IMO 2006 Shortlisted Problems

If $(x,y)$ is a solution then obviously $x\ge 0$ and $(x,-y)$ is a solution too. For $x=0$ we get the two solutions $(0,2)$ and $(0,-2)$.

Now let $(x,y)$ be a solution with $x>0$; without loss of generality confine attention to $y>0$. The equation rewritten as $$2^x\left(1+2^{x+1}\right)=(y-1)(y+1)$$ shows that the factors $y-1$ and $y+1$ are even, exactly one of them divisible by $4$. Hence $x\ge 3$ and one of these factors is divisible by $2^{x-1}$ but not by $2^x$. So $$y=2^{x-1}m+ϵ,m\text{ odd},ϵ=\pm 1$$ Plugging this into the original equation we obtain $$2^x\left(1+2^{x+1}\right)={\left(2^{x-1}m+ϵ\right)}^2-1=2^{2x-2}{m}^2+2^{x}mϵ$$ or, equivalently $$1+2^{x+1}=2^{x-2}{m}^2+mϵ$$ Therefore $$1-ϵm=2^{x-2}\left(m^2-8\right)$$ For $ϵ=1$ this yields $m^2-8\le 0$, i.e., $m=1$, which fails to satisfy the previous equation.

For $ϵ=-1$ equation gives us $$1+m=2^{x-2}\left(m^2-8\right)\ge 2\left(m^2-8\right)$$ implying $2m^2-m-17\le 0$. Hence $m\le 3$; on the other hand $m$ cannot be $1$ by the previous equation.
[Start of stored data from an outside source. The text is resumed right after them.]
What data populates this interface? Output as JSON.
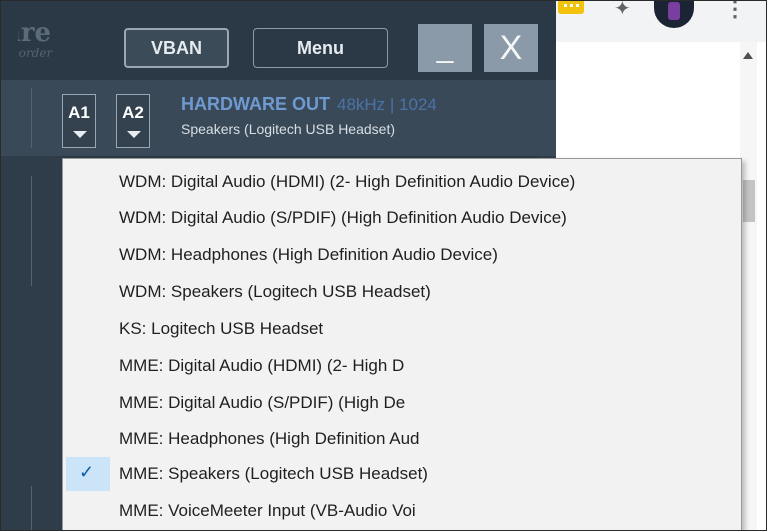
{
  "voicemeeter": {
    "logo_text": "are",
    "logo_subtext": "corder",
    "buttons": {
      "vban": "VBAN",
      "menu": "Menu",
      "minimize": "_",
      "close": "X"
    },
    "hardware_out": {
      "bus_a1": "A1",
      "bus_a2": "A2",
      "title": "HARDWARE OUT",
      "info": "48kHz | 1024",
      "device": "Speakers (Logitech USB Headset)"
    }
  },
  "browser": {
    "extension_icon": "yellow-extension-icon",
    "puzzle_icon": "puzzle-icon",
    "kebab": "⋮",
    "accent": "#f3c20a"
  },
  "dropdown": {
    "items": [
      {
        "label": "WDM: Digital Audio (HDMI) (2- High Definition Audio Device)",
        "selected": false
      },
      {
        "label": "WDM: Digital Audio (S/PDIF) (High Definition Audio Device)",
        "selected": false
      },
      {
        "label": "WDM: Headphones (High Definition Audio Device)",
        "selected": false
      },
      {
        "label": "WDM: Speakers (Logitech USB Headset)",
        "selected": false
      },
      {
        "label": "KS: Logitech USB Headset",
        "selected": false
      },
      {
        "label": "MME: Digital Audio (HDMI) (2- High D",
        "selected": false
      },
      {
        "label": "MME: Digital Audio (S/PDIF) (High De",
        "selected": false
      },
      {
        "label": "MME: Headphones (High Definition Aud",
        "selected": false
      },
      {
        "label": "MME: Speakers (Logitech USB Headset)",
        "selected": true
      },
      {
        "label": "MME: VoiceMeeter Input (VB-Audio Voi",
        "selected": false
      }
    ],
    "check_glyph": "✓"
  }
}
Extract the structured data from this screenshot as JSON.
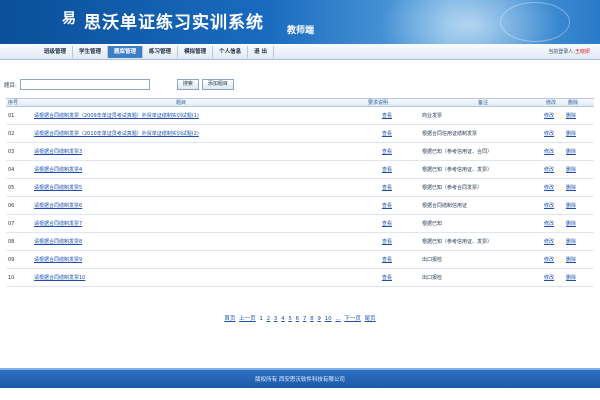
{
  "banner": {
    "logo_text": "易",
    "title": "思沃单证练习实训系统",
    "subtitle": "教师端"
  },
  "nav": {
    "items": [
      {
        "label": "班级管理",
        "active": false
      },
      {
        "label": "学生管理",
        "active": false
      },
      {
        "label": "题库管理",
        "active": true
      },
      {
        "label": "练习管理",
        "active": false
      },
      {
        "label": "模拟管理",
        "active": false
      },
      {
        "label": "个人信息",
        "active": false
      },
      {
        "label": "退 出",
        "active": false
      }
    ],
    "login_label": "当前登录人:",
    "login_user": "王晓妍"
  },
  "search": {
    "label": "题目:",
    "value": "",
    "placeholder": "",
    "search_button": "搜索",
    "add_button": "添加题目"
  },
  "table": {
    "headers": {
      "no": "序号",
      "name": "题目",
      "desc": "要求说明",
      "note": "备注",
      "edit": "修改",
      "delete": "删除"
    },
    "rows": [
      {
        "no": "01",
        "name": "请根据合同缮制发票（2009年单证员考试真题）外贸单证缮制实训试题(1)",
        "desc": "查看",
        "note": "商业发票",
        "edit": "修改",
        "delete": "删除"
      },
      {
        "no": "02",
        "name": "请根据合同缮制发票（2010年单证员考试真题）外贸单证缮制实训试题(2)",
        "desc": "查看",
        "note": "根据合同信用证缮制发票",
        "edit": "修改",
        "delete": "删除"
      },
      {
        "no": "03",
        "name": "请根据合同缮制发票3",
        "desc": "查看",
        "note": "根据已知（参考信用证、合同）",
        "edit": "修改",
        "delete": "删除"
      },
      {
        "no": "04",
        "name": "请根据合同缮制发票4",
        "desc": "查看",
        "note": "根据已知（参考信用证、发票）",
        "edit": "修改",
        "delete": "删除"
      },
      {
        "no": "05",
        "name": "请根据合同缮制发票5",
        "desc": "查看",
        "note": "根据已知（参考合同发票）",
        "edit": "修改",
        "delete": "删除"
      },
      {
        "no": "06",
        "name": "请根据合同缮制发票6",
        "desc": "查看",
        "note": "根据合同缮制信用证",
        "edit": "修改",
        "delete": "删除"
      },
      {
        "no": "07",
        "name": "请根据合同缮制发票7",
        "desc": "查看",
        "note": "根据已知",
        "edit": "修改",
        "delete": "删除"
      },
      {
        "no": "08",
        "name": "请根据合同缮制发票8",
        "desc": "查看",
        "note": "根据已知（参考信用证、发票）",
        "edit": "修改",
        "delete": "删除"
      },
      {
        "no": "09",
        "name": "请根据合同缮制发票9",
        "desc": "查看",
        "note": "出口报检",
        "edit": "修改",
        "delete": "删除"
      },
      {
        "no": "10",
        "name": "请根据合同缮制发票10",
        "desc": "查看",
        "note": "出口报检",
        "edit": "修改",
        "delete": "删除"
      }
    ]
  },
  "pager": {
    "first": "首页",
    "prev": "上一页",
    "pages": [
      "1",
      "2",
      "3",
      "4",
      "5",
      "6",
      "7",
      "8",
      "9",
      "10"
    ],
    "ellipsis": "...",
    "next": "下一页",
    "last": "尾页"
  },
  "footer": {
    "text": "版权所有 西安思沃软件科技有限公司"
  },
  "colors": {
    "banner": "#1a6cc0",
    "nav_active": "#3d7fc7",
    "link": "#1d4fae",
    "login_user": "#d61b1b",
    "footer": "#1a5aa8"
  }
}
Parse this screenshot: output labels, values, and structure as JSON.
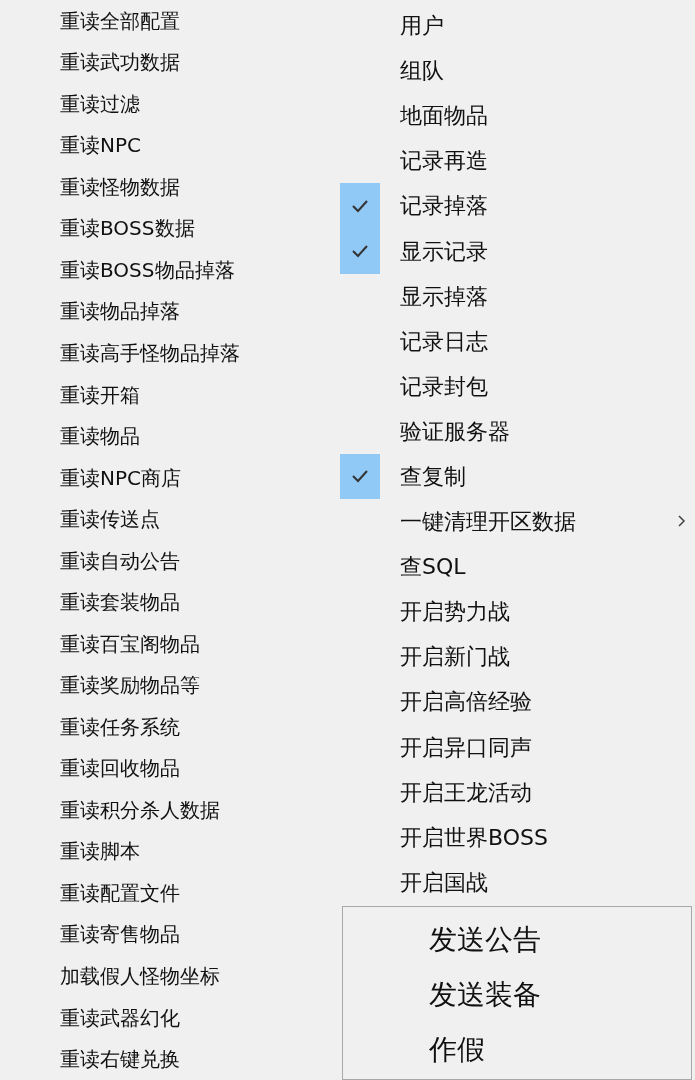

Because $m$ is odd, we obtain $m=3$, leading to $x=4$. From the previous formula we get $y=23$. These values indeed satisfy the given equation. Recall that then $y=-23$ is also good. Thus we have the complete list of solutions $(x,y):(0,2),(0,-2),(4,23),(4,-23)$.